Expert français en économie politique africaine, Loup Viallet relativise le désengagement du Canada en Afrique. Selon lui, le Canada demeure une petite puissance, autrement dit un pays privé des moyens d’une implication soutenue. Rédacteur du blog Questions africaines, il écrit régulièrement dans Les Échos, Mondafrique, Les Yeux du Monde et Conflits.

«L’Afrique n’a jamais été un partenaire majeur du Canada. [...] Toutefois, certaines puissances tentent d’acheter le vote des pays africains pour faire valoir leurs intérêts au sein des organisations internationales comme l’Onu. Il s’agit d’une sorte de marchandage. Le Canada n’a pas vraiment de poids réel à l’international. Trudeau ne cherche donc pas à régler des conflits, à régler le problème de la désertification et à s’intégrer au jeu géopolitique: il cherche à conforter son discours sur le monde», observe M.Viallet en entrevue avec Sputnik.

Pour Jocelyn Coulon, «en n’offrant rien de concret» à ce continent, le Canada renonce même au multilatéralisme, principe phare de la politique étrangère des Libéraux canadiens dans l’Histoire.

«Contrairement à l’Allemagne et la Russie qui ont fait de vrais efforts pour se rapprocher de l’Afrique, le Canada n’a que des beaux discours à lui offrir. Par exemple, la question de l’égalité des sexes ne relève pas du Conseil de sécurité... Le Conseil s’occupe des questions liées à la paix et la guerre. Le Canada ne doit pas s’étonner de ne pas peser dans la balance s’il n’envoie pas de soldats dans les opérations de paix de l’Onu», déplore-t-il.

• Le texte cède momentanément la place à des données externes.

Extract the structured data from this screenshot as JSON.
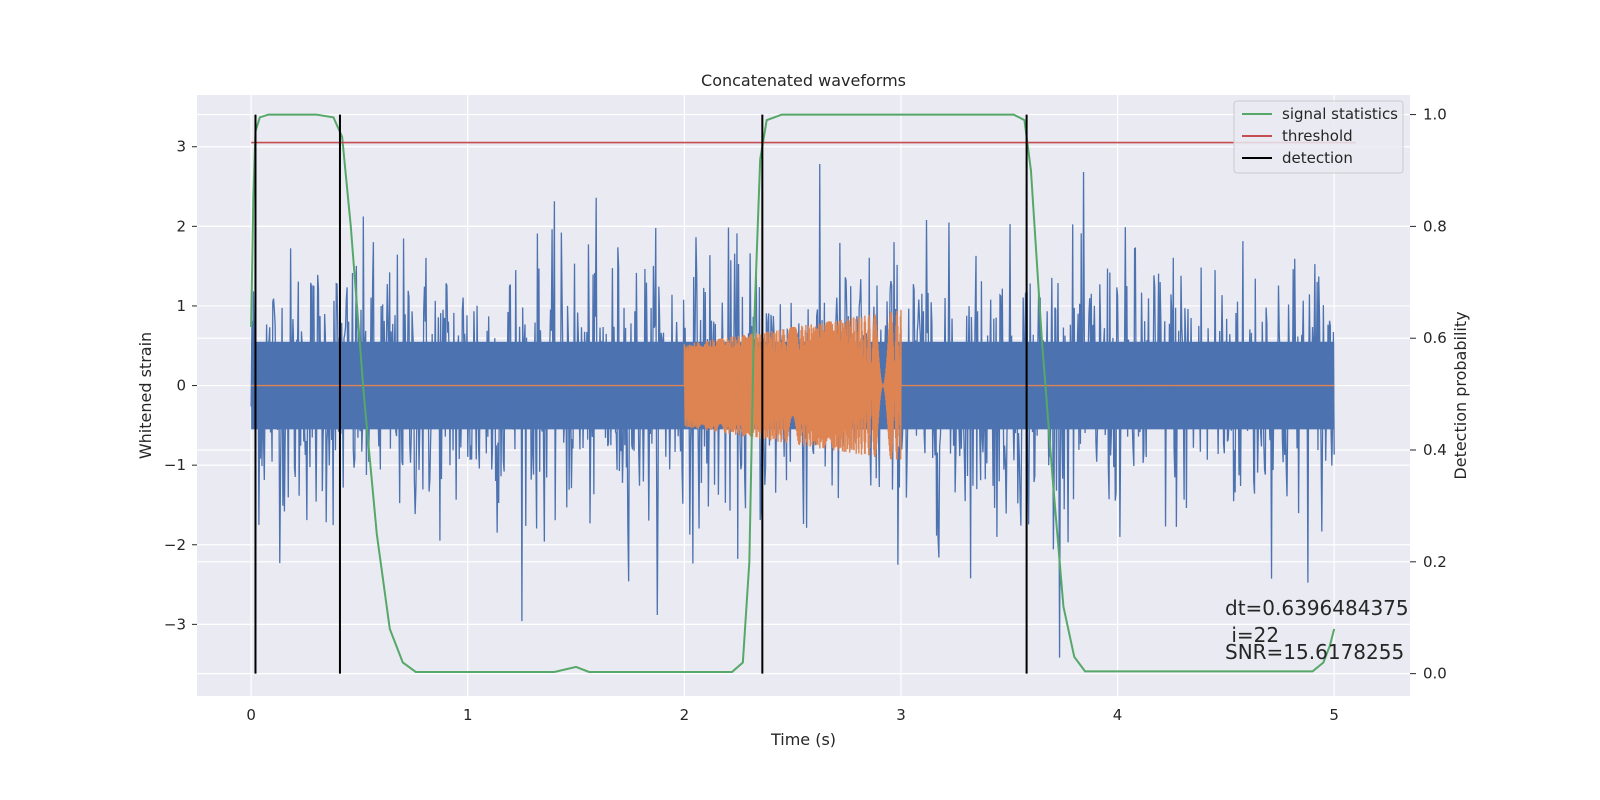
{
  "chart_data": {
    "type": "line",
    "title": "Concatenated waveforms",
    "xlabel": "Time (s)",
    "ylabel": "Whitened strain",
    "y2label": "Detection probability",
    "xlim": [
      -0.25,
      5.35
    ],
    "ylim": [
      -3.9,
      3.65
    ],
    "y2lim": [
      -0.04,
      1.035
    ],
    "xticks": [
      0,
      1,
      2,
      3,
      4,
      5
    ],
    "yticks": [
      -3,
      -2,
      -1,
      0,
      1,
      2,
      3
    ],
    "y2ticks": [
      0.0,
      0.2,
      0.4,
      0.6,
      0.8,
      1.0
    ],
    "xtick_labels": [
      "0",
      "1",
      "2",
      "3",
      "4",
      "5"
    ],
    "ytick_labels": [
      "−3",
      "−2",
      "−1",
      "0",
      "1",
      "2",
      "3"
    ],
    "y2tick_labels": [
      "0.0",
      "0.2",
      "0.4",
      "0.6",
      "0.8",
      "1.0"
    ],
    "grid": true,
    "legend_position": "top-right",
    "series": [
      {
        "name": "",
        "kind": "noise",
        "color": "#4c72b0",
        "x_range": [
          0,
          5
        ],
        "band": 0.55,
        "envelope": 2.6,
        "min": -3.6,
        "max": 3.35
      },
      {
        "name": "",
        "kind": "chirp",
        "color": "#dd8452",
        "x_range": [
          0,
          5
        ],
        "chirp_start": 2.0,
        "chirp_end": 3.0,
        "amp_start": 0.52,
        "amp_end": 0.95
      },
      {
        "name": "signal statistics",
        "kind": "probability",
        "axis": "y2",
        "color": "#55a868",
        "points": [
          [
            0.0,
            0.62
          ],
          [
            0.01,
            0.85
          ],
          [
            0.02,
            0.97
          ],
          [
            0.04,
            0.995
          ],
          [
            0.08,
            1.0
          ],
          [
            0.3,
            1.0
          ],
          [
            0.38,
            0.995
          ],
          [
            0.42,
            0.96
          ],
          [
            0.46,
            0.8
          ],
          [
            0.52,
            0.5
          ],
          [
            0.58,
            0.25
          ],
          [
            0.64,
            0.08
          ],
          [
            0.7,
            0.02
          ],
          [
            0.76,
            0.003
          ],
          [
            1.4,
            0.003
          ],
          [
            1.5,
            0.012
          ],
          [
            1.56,
            0.003
          ],
          [
            2.22,
            0.003
          ],
          [
            2.27,
            0.02
          ],
          [
            2.3,
            0.2
          ],
          [
            2.32,
            0.6
          ],
          [
            2.35,
            0.92
          ],
          [
            2.38,
            0.99
          ],
          [
            2.45,
            1.0
          ],
          [
            3.52,
            1.0
          ],
          [
            3.57,
            0.99
          ],
          [
            3.6,
            0.9
          ],
          [
            3.65,
            0.6
          ],
          [
            3.7,
            0.35
          ],
          [
            3.75,
            0.12
          ],
          [
            3.8,
            0.03
          ],
          [
            3.85,
            0.004
          ],
          [
            4.9,
            0.004
          ],
          [
            4.95,
            0.02
          ],
          [
            4.98,
            0.05
          ],
          [
            5.0,
            0.08
          ]
        ]
      },
      {
        "name": "threshold",
        "kind": "hline",
        "axis": "y2",
        "color": "#c44e52",
        "y": 0.95,
        "x_range": [
          0,
          5.1
        ]
      },
      {
        "name": "detection",
        "kind": "vlines",
        "axis": "y2",
        "color": "#000000",
        "x": [
          0.02,
          0.41,
          2.36,
          3.58
        ],
        "y_range": [
          0,
          1
        ]
      }
    ],
    "annotations": [
      "dt=0.6396484375",
      " i=22",
      "SNR=15.6178255"
    ]
  }
}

Pour courtiser l’Éthiopie, Trudeau a suggéré qu’un accord d’investissement avec elle puisse éventuellement être mis sur la table. Cet accord prendrait notamment la forme de nouveaux investissements canadiens dans ce pays de la Corne de l’Afrique.

​Le Premier ministre éthiopien, Abiy Ahmed, est considéré comme l’un des dirigeants les plus influents en Afrique. En 2019, il a remporté le prix Nobel de la paix et figurait parmi les 100 personnalités les plus influentes au monde selon le Time Magazine. Malgré tout, Loup Viallet estime que l’opération séduction du Canada ne suffira pas à compenser son manque d’engagement concret:

«Justin Trudeau fait toutes les erreurs des dirigeants occidentaux en Afrique. Le Premier ministre canadien continue de voir les pays africains comme des États avec lesquels on peut marchander. [...] Le Premier ministre canadien ne cherche pas à développer une vraie relation économique et diplomatique avec l’Afrique. Ce continent est vu comme un comptoir. Justin Trudeau s’adresse à l’Afrique pour faire de la communication et servir son image», tranche Loup Viallet.

Le Canada parviendra-t-il à décrocher le siège convoité? Les chances sont minces pour ces deux experts.